I voted AGAINST 1B) M. Michele Burns, 1D) William W. George, 1E) James A. Johnson, 1F) Ellen J. Kullman, 1G) Lakshmi N. Mittal, and 1H) Adebayo O. Ogunlesi, as well as say-on-pay and the stock plan. I voted FOR all other items, including the shareholder proposal on lobbying, and my proposal to amend proxy access.
Goldman Sachs: Issues for Future Proposals
Looking at SharkRepellent.net for other provisions unfriendly to shareowners:
- No action can be taken without a meeting by written consent.
- Special meetings can only be called by shareholders holding not less than 25% of the voting power.
- Proxy access provisions are Lite. A shareholder or group of no more than 20 shareholders holding at least 3% of the outstanding common stock continuously for at least three (3) years may nominate directors, so long as the number of directors elected via proxy access does not exceed 20% of the board. Nominees who receive less than 25% of the votes would be ineligible for nomination under the proxy access provision for the next two (2) annual meetings.
Goldman Sachs: Mark Your Calendar
Shareholders who, in accordance with the SEC’s Rule 14a-8, wish to present proposals for inclusion in the proxy materials to be distributed by us in connection with our 2019 Annual Meeting of Shareholders must submit their proposals to John F.W. Rogers, Secretary to the Board of Directors, via email at[email protected] or by mail at The Goldman Sachs Group, Inc., 200 West Street, New York, New York 10282. Proposals must be received on or before Friday, November 23, 2018. As the rules of the SEC make clear, however, simply submitting a proposal does not guarantee its inclusion.

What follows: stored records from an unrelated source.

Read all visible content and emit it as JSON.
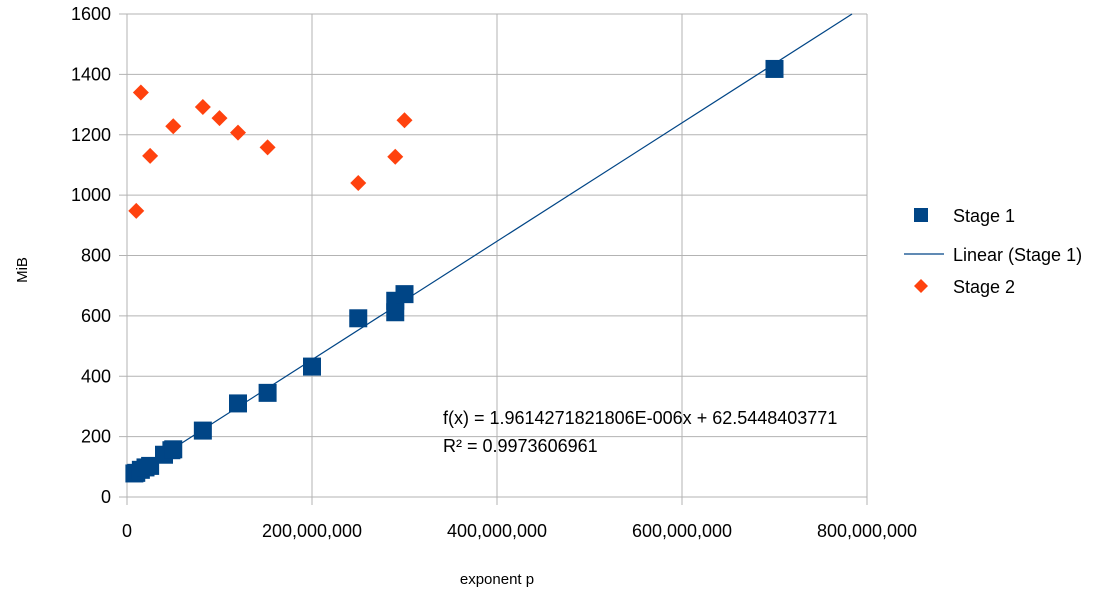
{
  "chart_data": {
    "type": "scatter",
    "title": "",
    "xlabel": "exponent p",
    "ylabel": "MiB",
    "xlim": [
      0,
      800000000
    ],
    "ylim": [
      0,
      1600
    ],
    "x_ticks": [
      0,
      200000000,
      400000000,
      600000000,
      800000000
    ],
    "x_tick_labels": [
      "0",
      "200,000,000",
      "400,000,000",
      "600,000,000",
      "800,000,000"
    ],
    "y_ticks": [
      0,
      200,
      400,
      600,
      800,
      1000,
      1200,
      1400,
      1600
    ],
    "y_tick_labels": [
      "0",
      "200",
      "400",
      "600",
      "800",
      "1000",
      "1200",
      "1400",
      "1600"
    ],
    "grid": true,
    "legend_position": "right",
    "series": [
      {
        "name": "Stage 1",
        "marker": "square",
        "color": "#004586",
        "points": [
          [
            8000000,
            78
          ],
          [
            10000000,
            80
          ],
          [
            15000000,
            90
          ],
          [
            20000000,
            98
          ],
          [
            25000000,
            103
          ],
          [
            40000000,
            140
          ],
          [
            48000000,
            155
          ],
          [
            50000000,
            158
          ],
          [
            82000000,
            220
          ],
          [
            120000000,
            310
          ],
          [
            152000000,
            345
          ],
          [
            200000000,
            432
          ],
          [
            250000000,
            592
          ],
          [
            290000000,
            612
          ],
          [
            290000000,
            650
          ],
          [
            300000000,
            672
          ],
          [
            700000000,
            1418
          ]
        ]
      },
      {
        "name": "Linear (Stage 1)",
        "type": "trendline",
        "color": "#004586",
        "slope": 1.9614271821806e-06,
        "intercept": 62.5448403771
      },
      {
        "name": "Stage 2",
        "marker": "diamond",
        "color": "#ff420e",
        "points": [
          [
            10000000,
            948
          ],
          [
            15000000,
            1340
          ],
          [
            25000000,
            1130
          ],
          [
            50000000,
            1228
          ],
          [
            82000000,
            1292
          ],
          [
            100000000,
            1255
          ],
          [
            120000000,
            1207
          ],
          [
            152000000,
            1158
          ],
          [
            250000000,
            1040
          ],
          [
            290000000,
            1127
          ],
          [
            300000000,
            1248
          ]
        ]
      }
    ],
    "annotations": [
      "f(x) = 1.9614271821806E-006x + 62.5448403771",
      "R² = 0.9973606961"
    ]
  }
}
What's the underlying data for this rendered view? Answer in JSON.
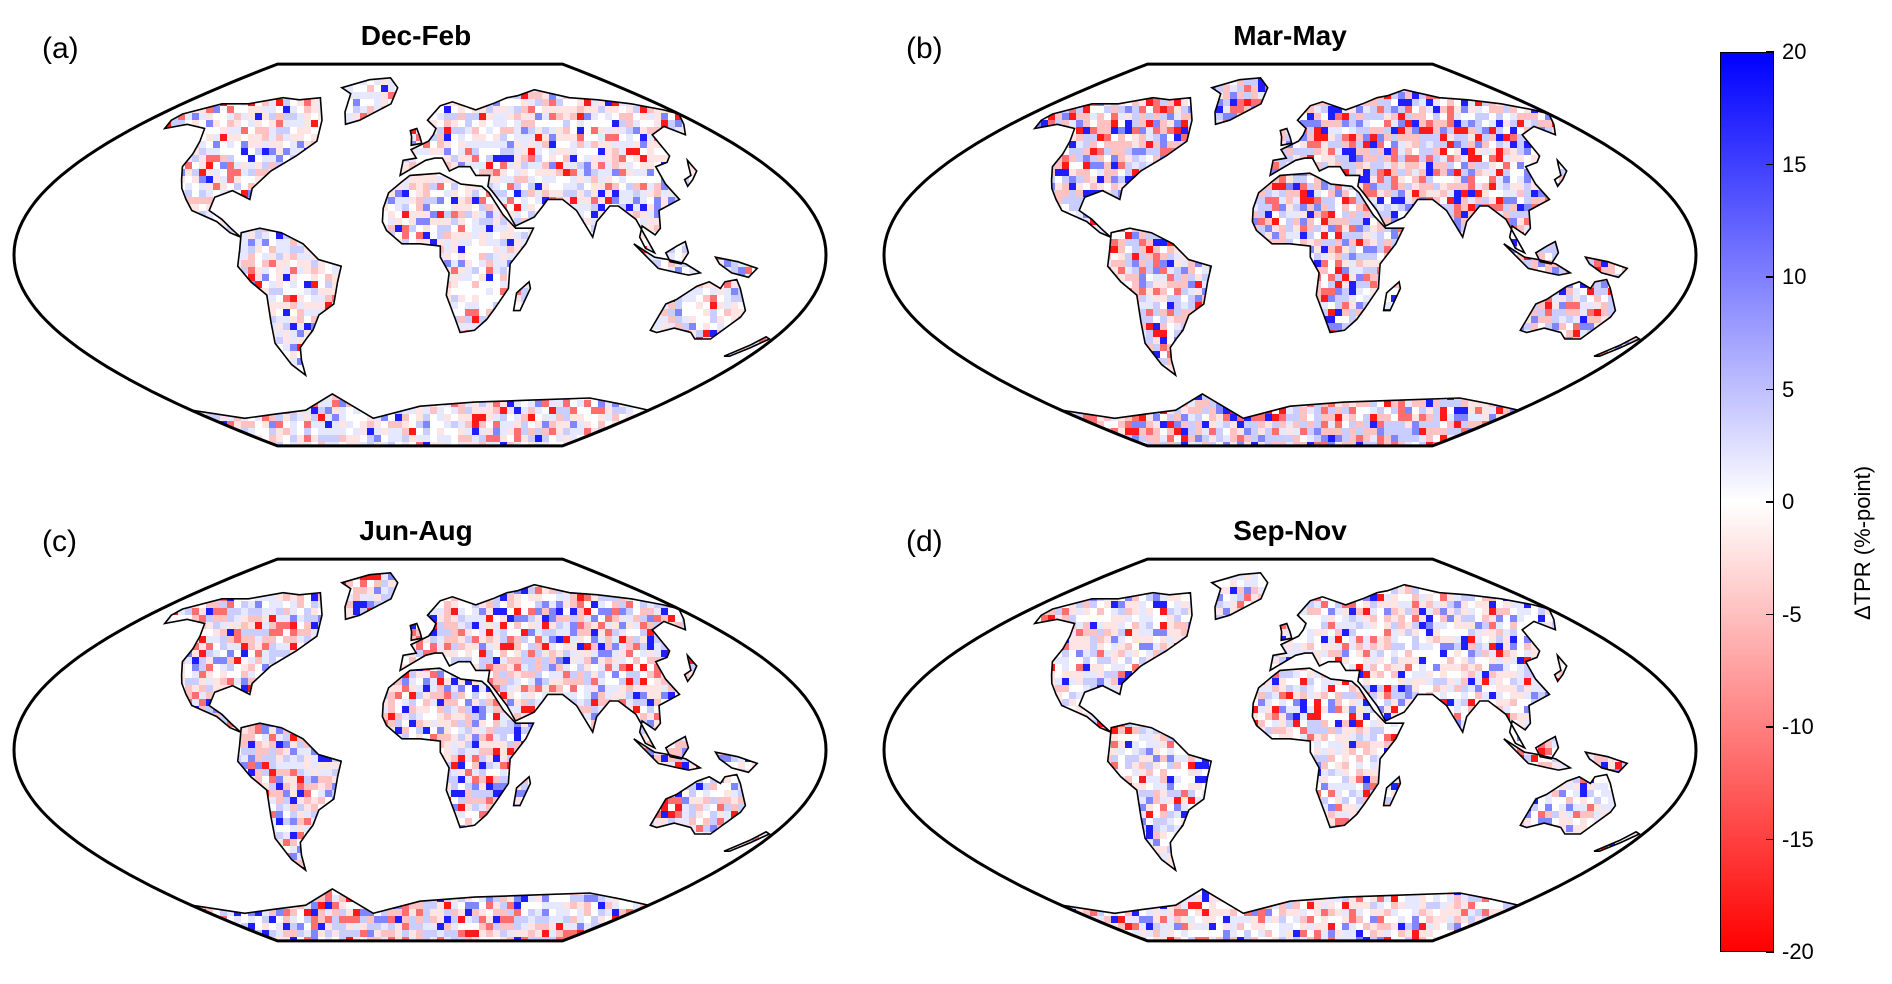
{
  "figure": {
    "panels": [
      {
        "letter": "(a)",
        "title": "Dec-Feb",
        "palette": [
          "#ffffff",
          "#e6e8ff",
          "#ffe4e4",
          "#c9cdff",
          "#ffc2c2",
          "#7f86ff",
          "#ff6e6e",
          "#1e1eff",
          "#ff1a1a"
        ],
        "intensity": 0.35
      },
      {
        "letter": "(b)",
        "title": "Mar-May",
        "palette": [
          "#ffffff",
          "#e6e8ff",
          "#ffe4e4",
          "#c9cdff",
          "#ffc2c2",
          "#7f86ff",
          "#ff6e6e",
          "#1e1eff",
          "#ff1a1a"
        ],
        "intensity": 0.75
      },
      {
        "letter": "(c)",
        "title": "Jun-Aug",
        "palette": [
          "#ffffff",
          "#e6e8ff",
          "#ffe4e4",
          "#c9cdff",
          "#ffc2c2",
          "#7f86ff",
          "#ff6e6e",
          "#1e1eff",
          "#ff1a1a"
        ],
        "intensity": 0.6
      },
      {
        "letter": "(d)",
        "title": "Sep-Nov",
        "palette": [
          "#ffffff",
          "#e6e8ff",
          "#ffe4e4",
          "#c9cdff",
          "#ffc2c2",
          "#7f86ff",
          "#ff6e6e",
          "#1e1eff",
          "#ff1a1a"
        ],
        "intensity": 0.4
      }
    ],
    "colorbar": {
      "label": "ΔTPR (%-point)",
      "ticks": [
        "20",
        "15",
        "10",
        "5",
        "0",
        "-5",
        "-10",
        "-15",
        "-20"
      ],
      "min": -20,
      "max": 20,
      "color_max": "#0000ff",
      "color_mid": "#ffffff",
      "color_min": "#ff0000"
    }
  }
}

Be sure to vote each item on the proxy. Any items left blank are voted in favor of management’s recommendations. (See Broken Windows & Proxy Vote Rigging – Both Invite More Serious Crime). I generally vote against pay packages where NEOs were paid above median in the previous year but make exceptions if warranted. According to Bebchuk, Lucian A. and Grinstein, Yaniv (The Growth of Executive Pay), aggregate compensation by public companies to NEOs increased from 5 percent of earnings in 1993-1995 to about 10 percent in 2001-2003.
Few firms admit to having average executives. They generally set compensation at above average for their “peer group,” which is often chosen aspirationally. While the “Lake Woebegone effect” may be nice in fictional towns, “where all the children are above average,” it doesn’t work well for society to have all CEOs considered above average, with their collective pay spiraling out of control. We need to slow the pace of money going to the 1% if our economy is not to become third world. The rationale for peer group benchmarking is a mythological market for CEOs. For more on the subject, see CEO Pay Machine Destroying America.